EXTRACAMPO: Orson Welles e Morgellons – Da histeria à alucinação coletiva

Por Raul Lopes, em OPINIÃO

EXTRACAMPO: Orson Welles e Morgellons – Da histeria à alucinação coletiva

15 de Abril de 2015 às 16:03

Na noite do dia 30 de outubro de 1938 a rede de rádio CBS interrompeu sua programação musical para noticiar um estranho acontecimento, os extraterrestres invadiram a terra.

A notícia causou pânico em várias cidades norte-americanas. Em Nova York, os veteranos se despedem das famílias e partem para guerra. Em Newmark, milhares de pessoas deixam suas casas e correm à procura de abrigos naturais. Em Pittsburgh há suicídios. Em Minneapolis uma mulher surta e corre pelas ruas e pasmem, em plena década de 30 tudo isso aconteceu em menos de 20 minutos após o anúncio.

Diante de todo esse alvoroço, apenas uma pessoa estava se divertindo e não eram os extraterrestres, mas o cineasta Orson Welles que encenava pela CBS a peça radiofônica “A guerra dos mundos”, de autoria de Howard Koch e baseada na obra de Wells (1866-1946), o episódio ficou conhecido também como "rádio do pânico".

Aqui no Brasil houve um episódio semelhante ao americano. O caso ocorreu no Estado do Maranhão em 1971 quando foi anunciando, no aniversário da Radio Difusora, que marcianos estariam invadindo o Estado. Claro que não passava de uma brincadeira, mas a histeria coletiva se repetiu como nos Estado Unidos, o comércio fechou e muitos foram pra casa pra morrer ao lado dos familiares. "Não tínhamos o que fazer, era uma brincadeira. Mas não sabíamos o alcance e o poder do veículo que tínhamos nas mãos", afirma Manoel José Pereira dos Santos, o Pereirinha, 61 anos, responsável pelos efeitos sonoros do programa.

Se Pereirinha não imaginava o alcance da radio difusora no Estado do Maranhão há quase meio século atrás, o que diria do poder da internet nos dias de hoje, da instantânea propagação das notícias pelas redes sociais?

Atualmente, um pouco diferente dos EUA e do Maranhão, um terceiro caso de “contágio coletivo” se apresenta, trata-se da Síndrome de Morgellons.

Morgellons foi o nome dado pela americana Mary Leitão à doença de pele que acometia seu filho, e como essa doença não se enquadrava em qualquer lista de sintomas ou diagnóstico diferencial médico, o nome foi retirado de relatos franceses datados do século XVII.

O que chama a atenção é que o diagnóstico é feito de forma pessoal com base em relatos compartilhados na internet. A pessoa acredita que está doente e descreve os sintomas nas redes sociais que acabam por “contaminar” o leitor.

Dermatologistas, psiquiatras e outros clínicos compartilham da ideia de que a Síndrome de Morgellons não passa de uma Parasitoses Delirante, da qual o indivíduo se julga contaminado por um parasita devastador.

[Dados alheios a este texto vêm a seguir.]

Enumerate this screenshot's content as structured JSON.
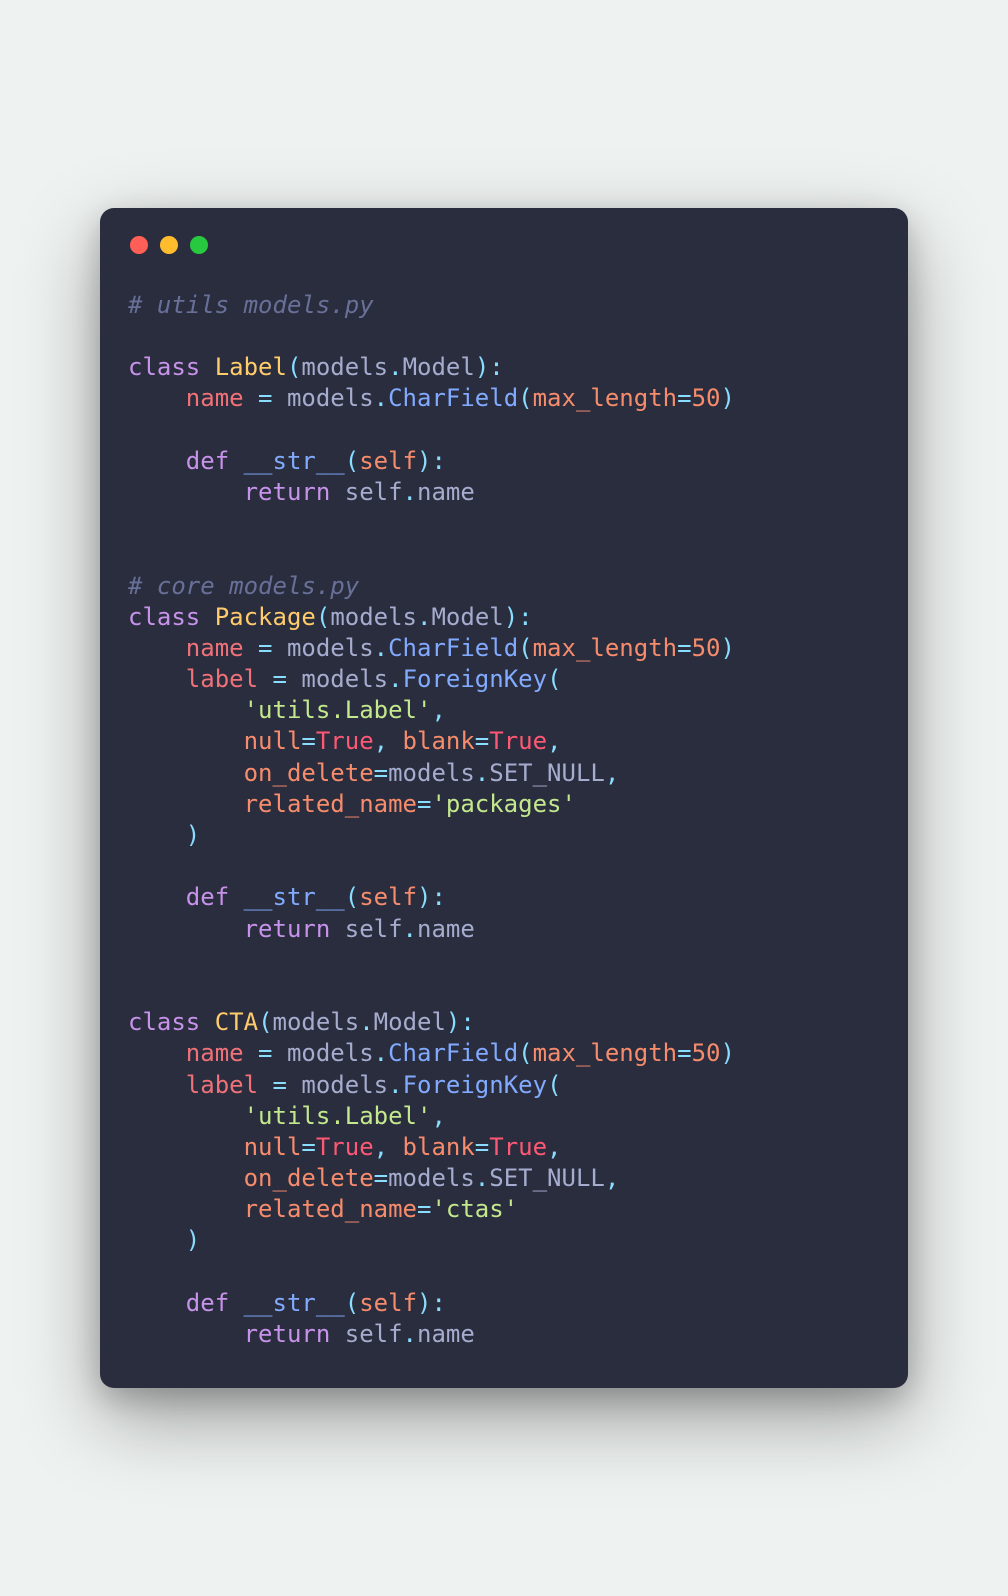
{
  "code": {
    "comment1": "# utils models.py",
    "comment2": "# core models.py",
    "kw_class": "class",
    "kw_def": "def",
    "kw_return": "return",
    "cls_Label": "Label",
    "cls_Package": "Package",
    "cls_CTA": "CTA",
    "id_models": "models",
    "id_Model": "Model",
    "id_CharField": "CharField",
    "id_ForeignKey": "ForeignKey",
    "id_SET_NULL": "SET_NULL",
    "id_name": "name",
    "id_label": "label",
    "id_self": "self",
    "id_str": "__str__",
    "p_max_length": "max_length",
    "p_null": "null",
    "p_blank": "blank",
    "p_on_delete": "on_delete",
    "p_related_name": "related_name",
    "v_True": "True",
    "v_50": "50",
    "s_utils_label": "'utils.Label'",
    "s_packages": "'packages'",
    "s_ctas": "'ctas'"
  }
}
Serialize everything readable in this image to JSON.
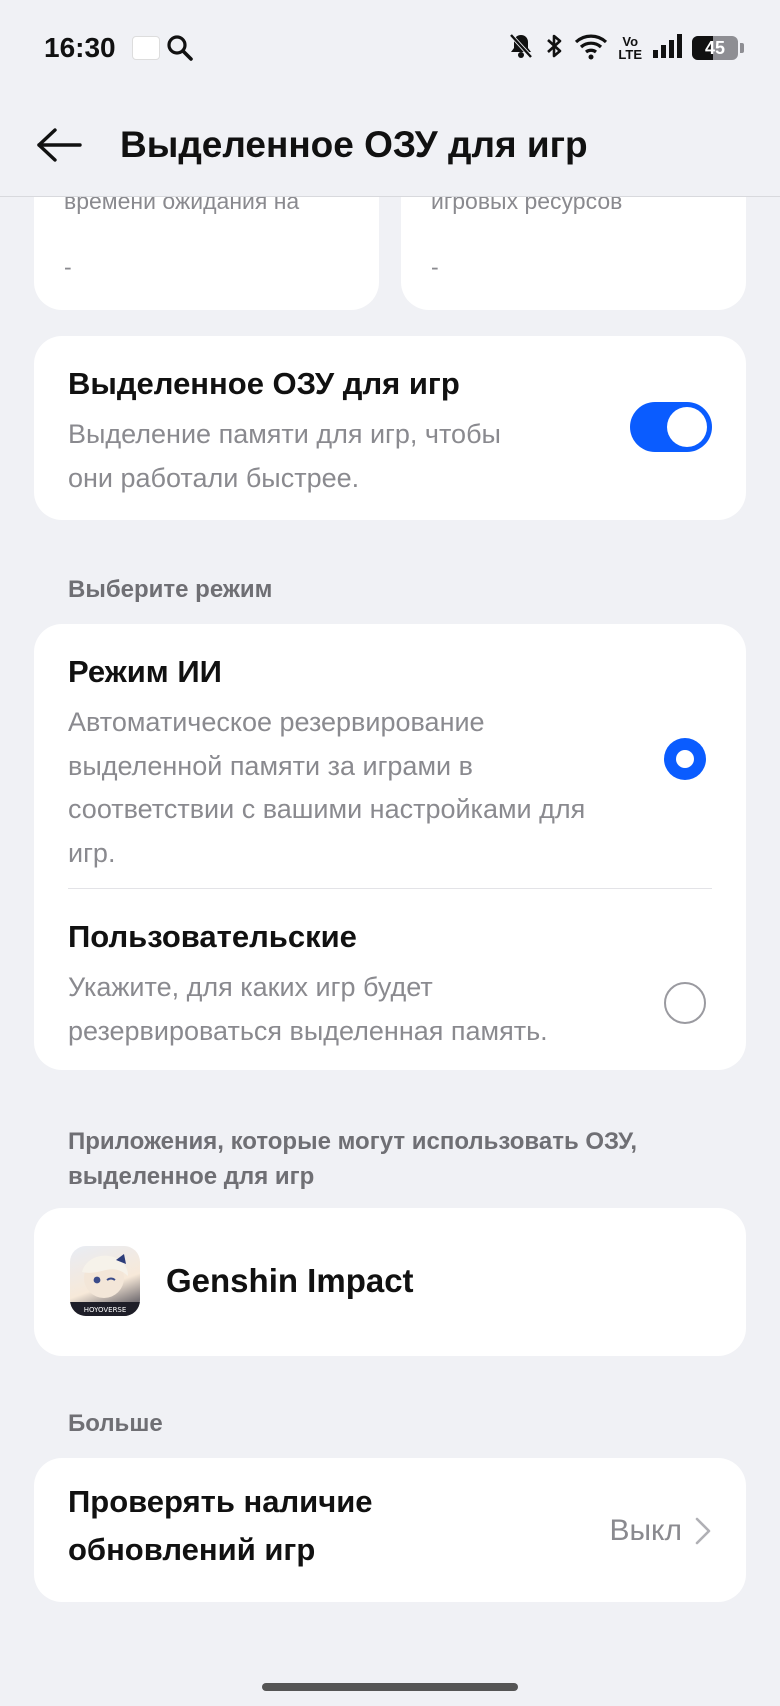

O caso já atingiu famosos, no mês passado a atriz americana Joni Mitchell foi internada na UTI alegando que vê e sente fibras (pequenos filamentos) brotarem no seu corpo e reclama que os médicos não acreditam que ela está extremamente debilitada.

É bem verdade que a humanidade se comporta como uma “manada”, característica popularmente conhecida como “Maria vai com as outras”. Ocorre que no atual contexto, envolto da facilidade de manipulação de informações e da dependência da vida virtual, isso pode tomar proporções grandiosas.

O professor e filosofo americano Noam Chomsky dedica grande parte de seu ofício a criticar a manipulação da opinião pública pela mídia, o que ele chama de Fabricação do Consenso. Esse termo criado em 1920 pelo jornalista Walter Lippman, significa ganhar adesão e apoio da opinião pública criando “ilusões necessárias”.

No caso do Morgellons, essas ilusões foram criadas pelo medo, insegurança ou até mesmo o terror. Não é a toa que desde 2002, só Estados Unidos, foram registrados milhares de casos e o país está no topo da lista de enfermos.

Rebanho? Excesso de informação? Alucinação coletiva? Estamos diante da primeira doença transmitida pela internet? Só espero que, assim como em 1938,  exista apenas um “inofensivo” cineasta por trás disso tudo.